Un virage un peu trop serré, et le motard tente un léger mouvement de bassin pour se replacer. Un coup de frein trop appuyé et le corps du pilote partira en avant de manière désordonnée. On a vraiment l’impression de voir un motard sur son véhicule et pas un ensemble uniforme.

Un jeu exigeant

Les développeurs ont également intégré une nouvelle vision, qui nous place à l’intérieur du casque. L’analog gauche permet de tourner la tête et de regarder autour de soi. L’effet est franchement réussi, mais il faut des heures de jeu pour commencer à maîtriser le véhicule. Les joueur les moins expérimentés ou patients auront bien du mal à passer ce cap. De plus, l’aspect météorologique est vraiment bien géré et il faudra constamment agir en conséquence. Milestone aurait gagné à rendre son jeu plus accessible sur ce point, même si les férus de motos devraient apprécier.

12

Y’a comme un bruit bizarre

L’autre déception vient de l’ambiance sonore. Il semble y avoir un décalage entre la moto ultra puissante que l’on chevauche et le bruit encore trop doux qu’elle fait. Même constat sur la quasi-absence de dégâts après une chute spectaculaire. Le réalisme de l’ensemble en pâtit un peu.

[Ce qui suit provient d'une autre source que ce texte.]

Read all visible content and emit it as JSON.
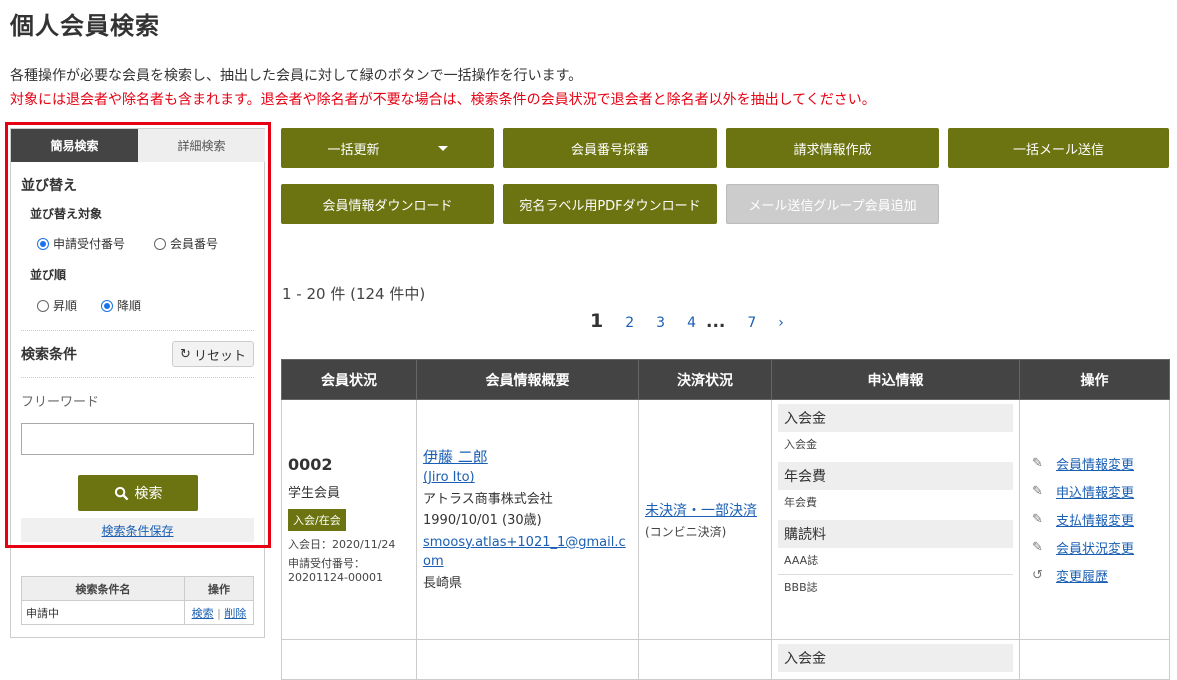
{
  "page": {
    "title": "個人会員検索",
    "desc1": "各種操作が必要な会員を検索し、抽出した会員に対して緑のボタンで一括操作を行います。",
    "desc2": "対象には退会者や除名者も含まれます。退会者や除名者が不要な場合は、検索条件の会員状況で退会者と除名者以外を抽出してください。"
  },
  "colors": {
    "accent": "#6b7410",
    "highlight": "#e60012",
    "link": "#1a5fb4",
    "header_bg": "#444444"
  },
  "search_panel": {
    "tabs": [
      "簡易検索",
      "詳細検索"
    ],
    "sort_title": "並び替え",
    "sort_target_label": "並び替え対象",
    "sort_target_options": [
      "申請受付番号",
      "会員番号"
    ],
    "sort_target_selected": "申請受付番号",
    "sort_order_label": "並び順",
    "sort_order_options": [
      "昇順",
      "降順"
    ],
    "sort_order_selected": "降順",
    "conditions_title": "検索条件",
    "reset_label": "リセット",
    "freeword_label": "フリーワード",
    "freeword_value": "",
    "search_label": "検索",
    "save_conditions_label": "検索条件保存",
    "saved_table": {
      "headers": [
        "検索条件名",
        "操作"
      ],
      "rows": [
        {
          "name": "申請中",
          "search": "検索",
          "sep": "|",
          "delete": "削除"
        }
      ]
    }
  },
  "actions": {
    "row1": [
      "一括更新",
      "会員番号採番",
      "請求情報作成",
      "一括メール送信"
    ],
    "row2": [
      "会員情報ダウンロード",
      "宛名ラベル用PDFダウンロード",
      "メール送信グループ会員追加"
    ]
  },
  "results": {
    "count_text": "1 - 20 件 (124 件中)",
    "pager": {
      "current": "1",
      "pages": [
        "2",
        "3",
        "4"
      ],
      "ellipsis": "...",
      "last": "7",
      "next": "›"
    },
    "headers": [
      "会員状況",
      "会員情報概要",
      "決済状況",
      "申込情報",
      "操作"
    ],
    "row": {
      "member_no": "0002",
      "member_type": "学生会員",
      "status_badge": "入会/在会",
      "join_date": "入会日：2020/11/24",
      "app_no_label": "申請受付番号：",
      "app_no": "20201124-00001",
      "name": "伊藤 二郎",
      "name_roman": "(Jiro Ito)",
      "company": "アトラス商事株式会社",
      "birth": "1990/10/01 (30歳)",
      "email": "smoosy.atlas+1021_1@gmail.com",
      "pref": "長崎県",
      "payment_status": "未決済・一部決済",
      "payment_method": "(コンビニ決済)",
      "apply": [
        {
          "head": "入会金",
          "items": [
            "入会金"
          ]
        },
        {
          "head": "年会費",
          "items": [
            "年会費"
          ]
        },
        {
          "head": "購読料",
          "items": [
            "AAA誌",
            "BBB誌"
          ]
        }
      ],
      "operations": [
        "会員情報変更",
        "申込情報変更",
        "支払情報変更",
        "会員状況変更",
        "変更履歴"
      ],
      "next_row_peek": "入会金"
    }
  }
}
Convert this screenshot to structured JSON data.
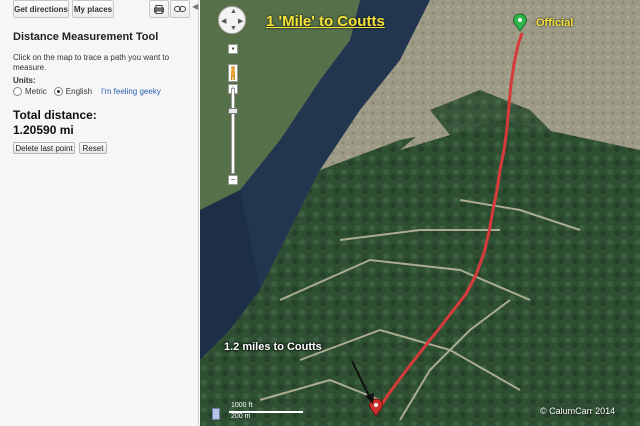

Moto GP ne sait pas toujours sur quel pied danser. Peut-être pas aussi accessible que ne le voulait ses développeurs, il devrait cependant convenir aux amateurs de SBK ou de simulations exigeantes. Malgré tout, Moto GP est bien parti pour rester la référence dans un milieu, il faut bien le dire, très peu fourni. Le nouveau moteur graphique et les animations réalistes contribuent grandement au plaisir de jeu, mais la licence gagnerait vraiment à s’ouvrir à un large public, quitte à devenir plus spectaculaire. Le genre en a besoin.